Defendant Cheatham further contends that the same facts (prior convictions) were used both to enhance the sentence and to aggravate the penalty imposed in violation of section 1170. The trial court explicitly used the priors for enhancement, adding one year for each of the convictions in the record. The defendant argues that but for the priors he would not have been on parole at the time that the crime was committed and therefore the court in fact used the priors to aggravate. The record discloses, however, that the court was clearly aware of the interrelation between aggravation and enhancement. The court used the fact that defendant was on parole to aggravate. Thereafter, having stayed one term of enhancement (the Health & Saf.Code violation) the court utilized the fact of the stay as an additional basis for aggravation (rule 421, subd. (b)(3)).

This sentencing does not constitute use of the same facts for both purposes. The parole places on the parolee an elevated standard of behavior which he is expected to maintain in order to continue his freedom from prison. A breach of this standard imposed solely as a result of parole status is a factor which may be considered in aggravation separate from the existence of the prior convictions. The prior convictions support enhancements whether or not the defendant is a parolee.

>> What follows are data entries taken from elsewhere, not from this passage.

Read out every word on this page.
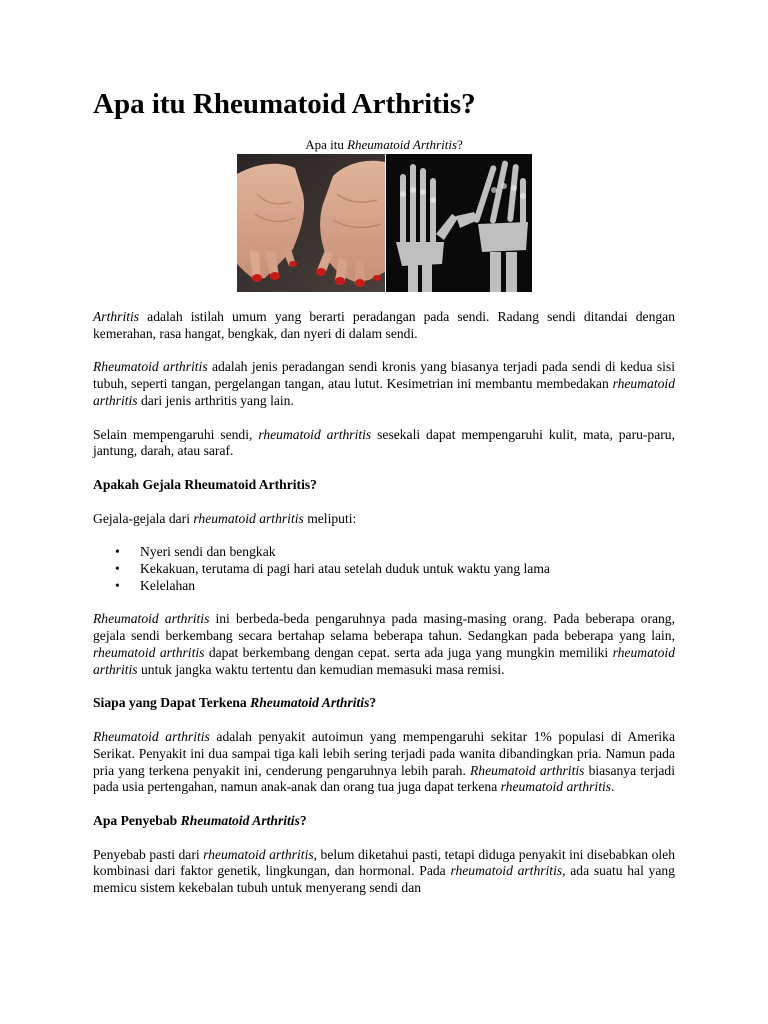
Apa itu Rheumatoid Arthritis?
Apa itu Rheumatoid Arthritis?

Arthritis adalah istilah umum yang berarti peradangan pada sendi. Radang sendi ditandai dengan kemerahan, rasa hangat, bengkak, dan nyeri di dalam sendi.

Rheumatoid arthritis adalah jenis peradangan sendi kronis yang biasanya terjadi pada sendi di kedua sisi tubuh, seperti tangan, pergelangan tangan, atau lutut. Kesimetrian ini membantu membedakan rheumatoid arthritis dari jenis arthritis yang lain.

Selain mempengaruhi sendi, rheumatoid arthritis sesekali dapat mempengaruhi kulit, mata, paru-paru, jantung, darah, atau saraf.

Apakah Gejala Rheumatoid Arthritis?

Gejala-gejala dari rheumatoid arthritis meliputi:

• Nyeri sendi dan bengkak
• Kekakuan, terutama di pagi hari atau setelah duduk untuk waktu yang lama
• Kelelahan

Rheumatoid arthritis ini berbeda-beda pengaruhnya pada masing-masing orang. Pada beberapa orang, gejala sendi berkembang secara bertahap selama beberapa tahun. Sedangkan pada beberapa yang lain, rheumatoid arthritis dapat berkembang dengan cepat. serta ada juga yang mungkin memiliki rheumatoid arthritis untuk jangka waktu tertentu dan kemudian memasuki masa remisi.

Siapa yang Dapat Terkena Rheumatoid Arthritis?

Rheumatoid arthritis adalah penyakit autoimun yang mempengaruhi sekitar 1% populasi di Amerika Serikat. Penyakit ini dua sampai tiga kali lebih sering terjadi pada wanita dibandingkan pria. Namun pada pria yang terkena penyakit ini, cenderung pengaruhnya lebih parah. Rheumatoid arthritis biasanya terjadi pada usia pertengahan, namun anak-anak dan orang tua juga dapat terkena rheumatoid arthritis.

Apa Penyebab Rheumatoid Arthritis?

Penyebab pasti dari rheumatoid arthritis, belum diketahui pasti, tetapi diduga penyakit ini disebabkan oleh kombinasi dari faktor genetik, lingkungan, dan hormonal. Pada rheumatoid arthritis, ada suatu hal yang memicu sistem kekebalan tubuh untuk menyerang sendi dan
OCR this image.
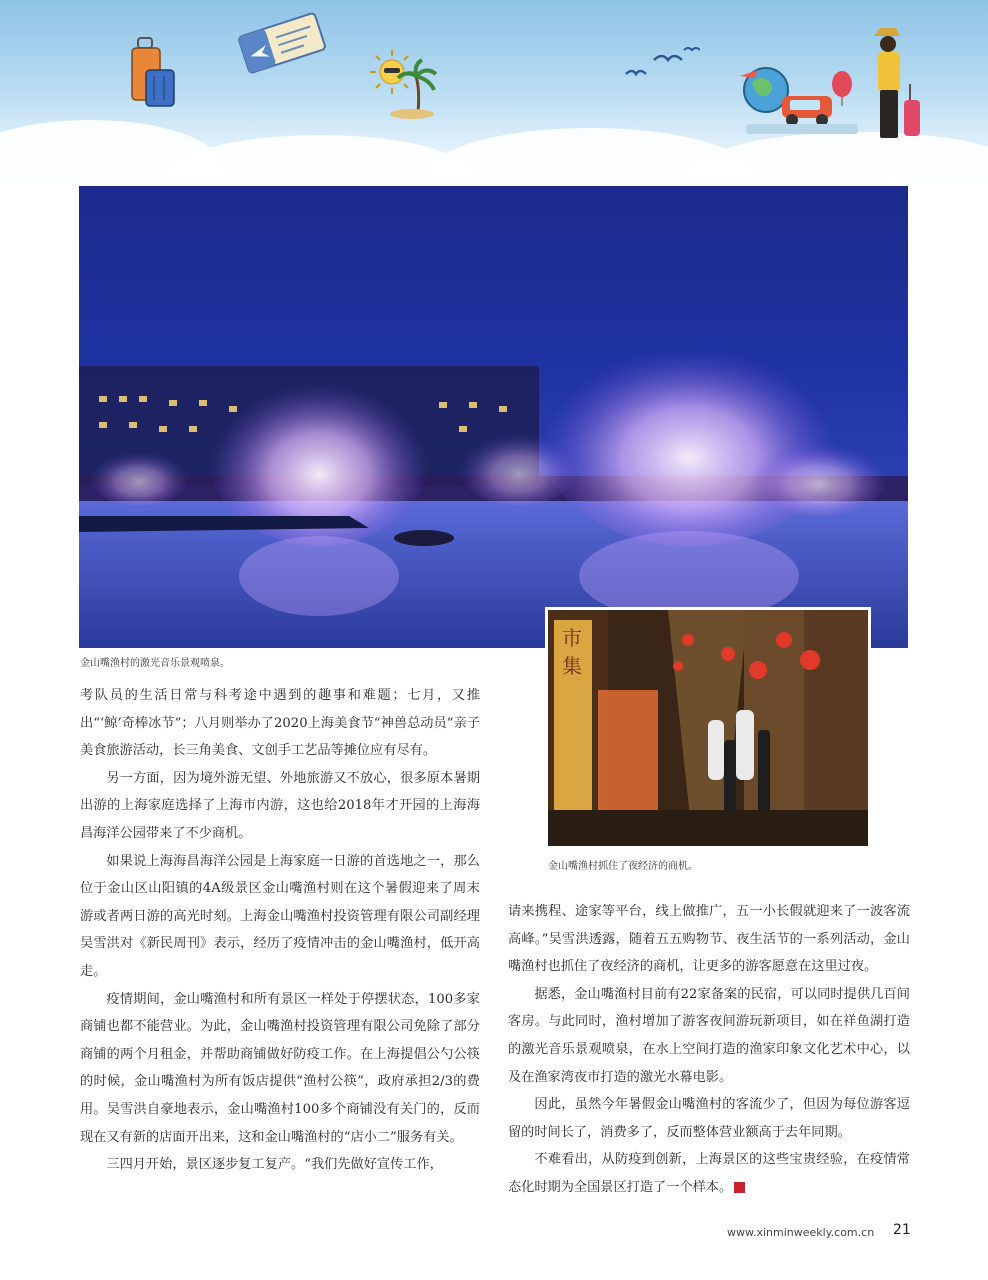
金山嘴渔村的激光音乐景观喷泉。
市集
金山嘴渔村抓住了夜经济的商机。

考队员的生活日常与科考途中遇到的趣事和难题；七月，又推出“‘鲸’奇棒冰节”；八月则举办了2020上海美食节“神兽总动员”亲子美食旅游活动，长三角美食、文创手工艺品等摊位应有尽有。

另一方面，因为境外游无望、外地旅游又不放心，很多原本暑期出游的上海家庭选择了上海市内游，这也给2018年才开园的上海海昌海洋公园带来了不少商机。

如果说上海海昌海洋公园是上海家庭一日游的首选地之一，那么位于金山区山阳镇的4A级景区金山嘴渔村则在这个暑假迎来了周末游或者两日游的高光时刻。上海金山嘴渔村投资管理有限公司副经理吴雪洪对《新民周刊》表示，经历了疫情冲击的金山嘴渔村，低开高走。

疫情期间，金山嘴渔村和所有景区一样处于停摆状态，100多家商铺也都不能营业。为此，金山嘴渔村投资管理有限公司免除了部分商铺的两个月租金，并帮助商铺做好防疫工作。在上海提倡公勺公筷的时候，金山嘴渔村为所有饭店提供“渔村公筷”，政府承担2/3的费用。吴雪洪自豪地表示，金山嘴渔村100多个商铺没有关门的，反而现在又有新的店面开出来，这和金山嘴渔村的“店小二”服务有关。

三四月开始，景区逐步复工复产。“我们先做好宣传工作，

请来携程、途家等平台，线上做推广，五一小长假就迎来了一波客流高峰。”吴雪洪透露，随着五五购物节、夜生活节的一系列活动，金山嘴渔村也抓住了夜经济的商机，让更多的游客愿意在这里过夜。

据悉，金山嘴渔村目前有22家备案的民宿，可以同时提供几百间客房。与此同时，渔村增加了游客夜间游玩新项目，如在祥鱼湖打造的激光音乐景观喷泉，在水上空间打造的渔家印象文化艺术中心，以及在渔家湾夜市打造的激光水幕电影。

因此，虽然今年暑假金山嘴渔村的客流少了，但因为每位游客逗留的时间长了，消费多了，反而整体营业额高于去年同期。

不难看出，从防疫到创新，上海景区的这些宝贵经验，在疫情常态化时期为全国景区打造了一个样本。	民

www.xinminweekly.com.cn 21
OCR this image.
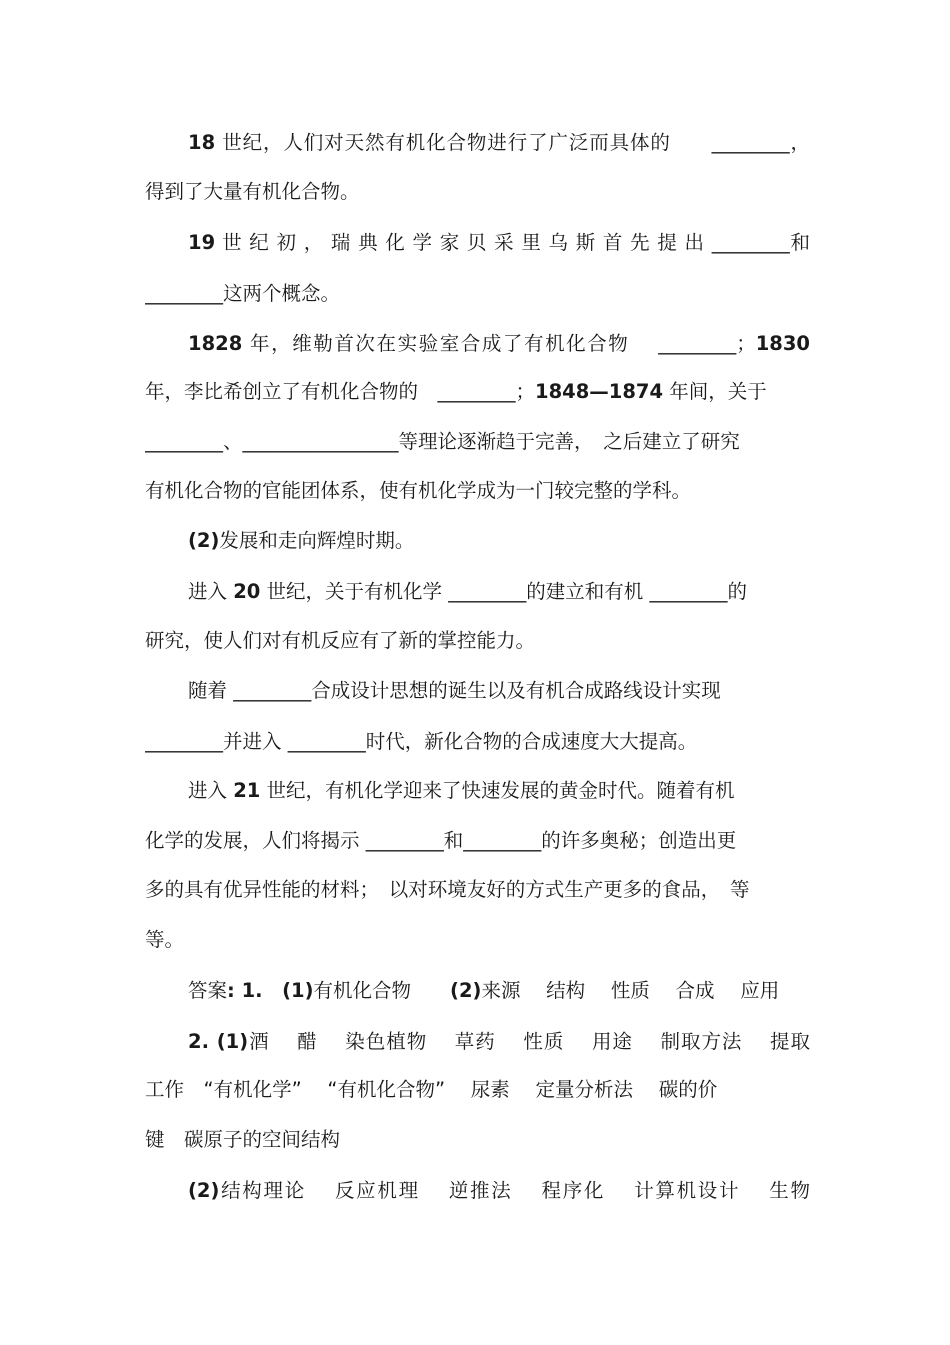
18 世纪，人们对天然有机化合物进行了广泛而具体的　　________，
得到了大量有机化合物。
19 世 纪 初 ， 瑞 典 化 学 家 贝 采 里 乌 斯 首 先 提 出 ________和
________这两个概念。
1828 年，维勒首次在实验室合成了有机化合物　 ________；1830
年，李比希创立了有机化合物的　________；1848—1874 年间，关于
________、________________等理论逐渐趋于完善，　之后建立了研究
有机化合物的官能团体系，使有机化学成为一门较完整的学科。
(2)发展和走向辉煌时期。
进入 20 世纪，关于有机化学 ________的建立和有机 ________的
研究，使人们对有机反应有了新的掌控能力。
随着 ________合成设计思想的诞生以及有机合成路线设计实现
________并进入 ________时代，新化合物的合成速度大大提高。
进入 21 世纪，有机化学迎来了快速发展的黄金时代。随着有机
化学的发展，人们将揭示 ________和________的许多奥秘；创造出更
多的具有优异性能的材料；　以对环境友好的方式生产更多的食品，　等
等。
答案: 1.　 (1)有机化合物　　(2)来源　 结构　 性质　 合成　 应用
2. (1)酒　 醋　 染色植物　 草药　 性质　 用途　 制取方法　 提取
工作　“有机化学”　 “有机化合物”　 尿素　 定量分析法　 碳的价
键　碳原子的空间结构
(2)结构理论　 反应机理　 逆推法　 程序化　 计算机设计　 生物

Defendant finally contends that under the Determinate Sentencing Act the function of incarceration is punishment and not rehabilitation and therefore the additional terms which must be served as enhancements constitute punishments for prior crimes. This, he argues, violates his constitutional guarantee against double jeopardy. (U.S.Const., 5th Amend.) This contention lacks merit. It is well settled that statutes imposing increased punishment for prior offenders do not result in double jeopardy. (People v. Tijerina (1969) 1 Cal.3d 41, 47, 81 Cal.Rptr. 264, 459 P.2d 680.)


The judgment is affirmed.


1.  Unless otherwise indicated, all statutory references are to the Penal Code.

2.  We note that the trial court interpreted s 667.5 to permit imposition of enhancement for a prior prison term whether or not that term was served concurrently with another, and the question may arise whether this section should be interpreted to allow only one enhancement in this situation. Since in the present case the enhancement for one of the concurrent prior terms was stayed, the question is moot.

HANSON, Associate Justice.

LILLIE, Acting P. J., and THOMPSON, J., concur.